FIG. 1 is a mask layout diagram according to a wiring method of a semiconductor integrated circuit device according to an embodiment of the present invention.

FIG. 2 is a process diagram showing a wiring method for a semiconductor integrated circuit device in an embodiment of the present invention.

FIG. 3: Results of wiring processing using a wiring method for a semiconductor integrated circuit device according to an embodiment of the present invention.

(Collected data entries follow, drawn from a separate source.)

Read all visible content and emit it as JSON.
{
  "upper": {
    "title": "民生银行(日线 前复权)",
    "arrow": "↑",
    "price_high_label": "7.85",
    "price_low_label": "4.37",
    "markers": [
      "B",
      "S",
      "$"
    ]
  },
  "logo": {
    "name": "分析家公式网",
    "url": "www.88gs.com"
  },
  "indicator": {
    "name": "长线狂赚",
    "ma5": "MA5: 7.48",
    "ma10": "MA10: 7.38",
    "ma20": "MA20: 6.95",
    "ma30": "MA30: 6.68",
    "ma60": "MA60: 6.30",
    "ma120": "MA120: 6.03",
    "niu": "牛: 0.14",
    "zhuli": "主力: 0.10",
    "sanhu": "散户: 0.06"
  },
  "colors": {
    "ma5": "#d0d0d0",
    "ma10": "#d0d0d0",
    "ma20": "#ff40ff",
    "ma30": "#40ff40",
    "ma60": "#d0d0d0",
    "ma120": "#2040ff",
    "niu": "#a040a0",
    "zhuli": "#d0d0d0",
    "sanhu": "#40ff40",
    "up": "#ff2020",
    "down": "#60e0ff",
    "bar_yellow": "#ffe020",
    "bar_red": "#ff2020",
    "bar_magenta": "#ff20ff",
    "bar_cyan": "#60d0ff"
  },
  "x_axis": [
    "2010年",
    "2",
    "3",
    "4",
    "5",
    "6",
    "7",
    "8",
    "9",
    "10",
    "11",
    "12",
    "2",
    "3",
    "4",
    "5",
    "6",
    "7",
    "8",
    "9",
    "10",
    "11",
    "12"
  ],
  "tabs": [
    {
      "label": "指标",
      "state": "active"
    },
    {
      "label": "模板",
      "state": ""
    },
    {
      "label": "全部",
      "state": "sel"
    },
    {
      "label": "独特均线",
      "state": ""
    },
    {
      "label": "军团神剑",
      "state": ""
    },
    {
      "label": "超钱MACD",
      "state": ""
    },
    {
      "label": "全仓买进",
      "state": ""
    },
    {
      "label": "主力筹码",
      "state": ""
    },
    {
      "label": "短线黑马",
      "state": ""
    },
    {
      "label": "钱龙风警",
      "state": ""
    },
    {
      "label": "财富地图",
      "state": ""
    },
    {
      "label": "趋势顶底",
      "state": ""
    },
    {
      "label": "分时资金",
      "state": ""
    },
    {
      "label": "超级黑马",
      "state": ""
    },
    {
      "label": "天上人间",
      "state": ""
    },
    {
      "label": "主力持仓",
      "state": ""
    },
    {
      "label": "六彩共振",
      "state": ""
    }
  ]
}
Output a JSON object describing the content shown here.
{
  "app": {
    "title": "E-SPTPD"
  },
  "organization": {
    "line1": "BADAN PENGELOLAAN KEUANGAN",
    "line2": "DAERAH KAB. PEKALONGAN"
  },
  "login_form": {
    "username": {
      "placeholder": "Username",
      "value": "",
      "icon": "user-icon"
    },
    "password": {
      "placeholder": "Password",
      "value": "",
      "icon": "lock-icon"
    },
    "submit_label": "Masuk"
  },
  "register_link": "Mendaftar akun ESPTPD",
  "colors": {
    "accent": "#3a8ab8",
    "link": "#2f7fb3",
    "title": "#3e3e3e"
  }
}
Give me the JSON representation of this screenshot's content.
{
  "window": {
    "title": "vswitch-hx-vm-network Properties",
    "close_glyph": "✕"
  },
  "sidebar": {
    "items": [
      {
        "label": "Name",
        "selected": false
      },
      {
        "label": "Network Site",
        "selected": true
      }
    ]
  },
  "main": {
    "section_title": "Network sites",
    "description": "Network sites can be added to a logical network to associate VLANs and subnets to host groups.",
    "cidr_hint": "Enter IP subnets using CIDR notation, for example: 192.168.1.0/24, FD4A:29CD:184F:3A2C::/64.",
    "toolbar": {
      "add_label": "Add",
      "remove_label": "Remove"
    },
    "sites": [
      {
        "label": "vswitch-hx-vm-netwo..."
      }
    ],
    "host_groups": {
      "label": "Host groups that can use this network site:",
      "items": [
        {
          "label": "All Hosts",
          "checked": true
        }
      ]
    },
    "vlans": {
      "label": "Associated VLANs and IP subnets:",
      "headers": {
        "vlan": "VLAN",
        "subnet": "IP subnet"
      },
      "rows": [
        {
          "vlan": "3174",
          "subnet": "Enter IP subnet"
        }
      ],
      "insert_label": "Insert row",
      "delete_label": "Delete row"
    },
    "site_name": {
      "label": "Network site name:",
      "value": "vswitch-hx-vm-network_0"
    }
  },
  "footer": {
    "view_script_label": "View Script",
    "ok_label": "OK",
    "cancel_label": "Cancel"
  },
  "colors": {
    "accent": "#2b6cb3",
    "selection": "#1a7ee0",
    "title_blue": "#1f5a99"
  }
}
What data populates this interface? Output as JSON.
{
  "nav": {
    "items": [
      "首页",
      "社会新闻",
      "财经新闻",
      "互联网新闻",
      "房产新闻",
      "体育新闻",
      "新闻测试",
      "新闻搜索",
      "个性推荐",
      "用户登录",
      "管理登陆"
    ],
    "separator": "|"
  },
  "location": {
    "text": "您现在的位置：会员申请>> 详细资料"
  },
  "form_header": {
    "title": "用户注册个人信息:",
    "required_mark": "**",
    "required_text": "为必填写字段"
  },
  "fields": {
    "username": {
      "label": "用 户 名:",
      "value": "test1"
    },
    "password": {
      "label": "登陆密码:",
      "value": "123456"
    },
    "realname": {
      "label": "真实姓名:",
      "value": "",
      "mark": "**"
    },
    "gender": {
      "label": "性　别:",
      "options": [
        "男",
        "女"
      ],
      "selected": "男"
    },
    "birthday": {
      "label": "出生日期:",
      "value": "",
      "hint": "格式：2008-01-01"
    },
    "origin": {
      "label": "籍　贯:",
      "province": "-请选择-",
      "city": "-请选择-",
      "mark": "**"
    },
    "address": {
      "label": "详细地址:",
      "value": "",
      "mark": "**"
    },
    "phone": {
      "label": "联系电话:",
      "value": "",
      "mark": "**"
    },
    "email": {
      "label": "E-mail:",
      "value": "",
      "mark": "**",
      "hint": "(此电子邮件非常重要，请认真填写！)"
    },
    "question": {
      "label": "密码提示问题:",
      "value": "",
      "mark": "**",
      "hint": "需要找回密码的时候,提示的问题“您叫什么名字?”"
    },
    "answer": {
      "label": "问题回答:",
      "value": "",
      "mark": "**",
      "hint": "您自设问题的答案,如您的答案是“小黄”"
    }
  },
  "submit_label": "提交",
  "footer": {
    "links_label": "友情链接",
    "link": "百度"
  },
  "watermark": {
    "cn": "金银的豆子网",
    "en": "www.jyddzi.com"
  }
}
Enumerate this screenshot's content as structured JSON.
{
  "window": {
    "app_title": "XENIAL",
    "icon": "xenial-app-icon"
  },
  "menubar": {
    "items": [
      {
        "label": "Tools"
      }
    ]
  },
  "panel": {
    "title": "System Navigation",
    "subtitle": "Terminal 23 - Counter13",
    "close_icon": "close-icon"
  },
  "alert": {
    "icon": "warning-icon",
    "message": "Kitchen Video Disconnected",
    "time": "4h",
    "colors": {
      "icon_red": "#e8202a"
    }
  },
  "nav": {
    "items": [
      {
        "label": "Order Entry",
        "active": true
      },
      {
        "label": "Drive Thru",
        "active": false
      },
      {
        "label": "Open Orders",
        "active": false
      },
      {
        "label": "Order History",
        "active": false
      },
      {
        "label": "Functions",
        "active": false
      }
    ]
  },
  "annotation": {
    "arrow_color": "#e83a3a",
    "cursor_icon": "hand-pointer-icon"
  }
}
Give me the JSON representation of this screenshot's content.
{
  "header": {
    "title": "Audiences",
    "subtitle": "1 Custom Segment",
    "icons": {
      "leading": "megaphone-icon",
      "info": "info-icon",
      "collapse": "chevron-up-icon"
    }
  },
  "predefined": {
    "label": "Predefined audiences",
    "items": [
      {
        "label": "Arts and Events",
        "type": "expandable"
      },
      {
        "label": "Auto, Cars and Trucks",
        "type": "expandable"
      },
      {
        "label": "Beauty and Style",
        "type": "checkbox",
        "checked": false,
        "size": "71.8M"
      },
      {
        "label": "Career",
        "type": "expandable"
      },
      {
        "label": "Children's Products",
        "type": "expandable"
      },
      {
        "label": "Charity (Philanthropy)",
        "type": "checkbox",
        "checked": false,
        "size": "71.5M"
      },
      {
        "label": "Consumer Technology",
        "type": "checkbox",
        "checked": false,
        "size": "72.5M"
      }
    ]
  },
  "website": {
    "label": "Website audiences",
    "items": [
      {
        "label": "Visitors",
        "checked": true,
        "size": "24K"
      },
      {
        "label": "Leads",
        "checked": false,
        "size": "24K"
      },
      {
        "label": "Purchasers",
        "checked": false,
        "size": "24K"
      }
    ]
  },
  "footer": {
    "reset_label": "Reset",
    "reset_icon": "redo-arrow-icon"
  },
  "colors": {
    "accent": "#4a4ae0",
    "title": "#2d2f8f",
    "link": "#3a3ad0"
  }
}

[Figure 4] Mask layout diagram according to the conventional wiring method for semiconductor integrated circuit devices

[Explanation of symbols]

1 Semiconductor substrate 2 Rectangular block row 3 Rectangular channel row 4 Functional mask block 5 Functional mask block outer frame 6. Wiring prohibited area 7, 17 Feed through wiring 8, 18 Channel wiring 9, 19 Rough wiring position 10 Feedthrough wiring pin position

Claims (2)

[Claims] 1. A rough wiring processing step of determining a rough wiring position of a feed-through wire passing over a plurality of rectangular block rows, and a first rectangle in which the rough wiring position is one of the plurality of rectangular block rows. If it is in a wiring prohibited area on a block row, a first detailed wiring processing step of avoiding the wiring prohibited area and resetting the feedthrough wiring to a first position having the shortest distance from the general wiring position; changing the approximate wiring position of at least one second rectangular block row facing the first rectangular block row to a second position facing the first position;
a second detailed wiring processing step of resetting the general wiring position on the second rectangular block row through the second position; and a second detailed wiring processing step of resetting the general wiring position on the second rectangular block row; A wiring method for a semiconductor integrated circuit device, comprising a process performed for all block rows. 2. A wiring method for a semiconductor integrated circuit device, in which, among a plurality of rectangular block rows, a rectangular block row through which the largest number of feed-through wires pass is set as a first rectangular block row.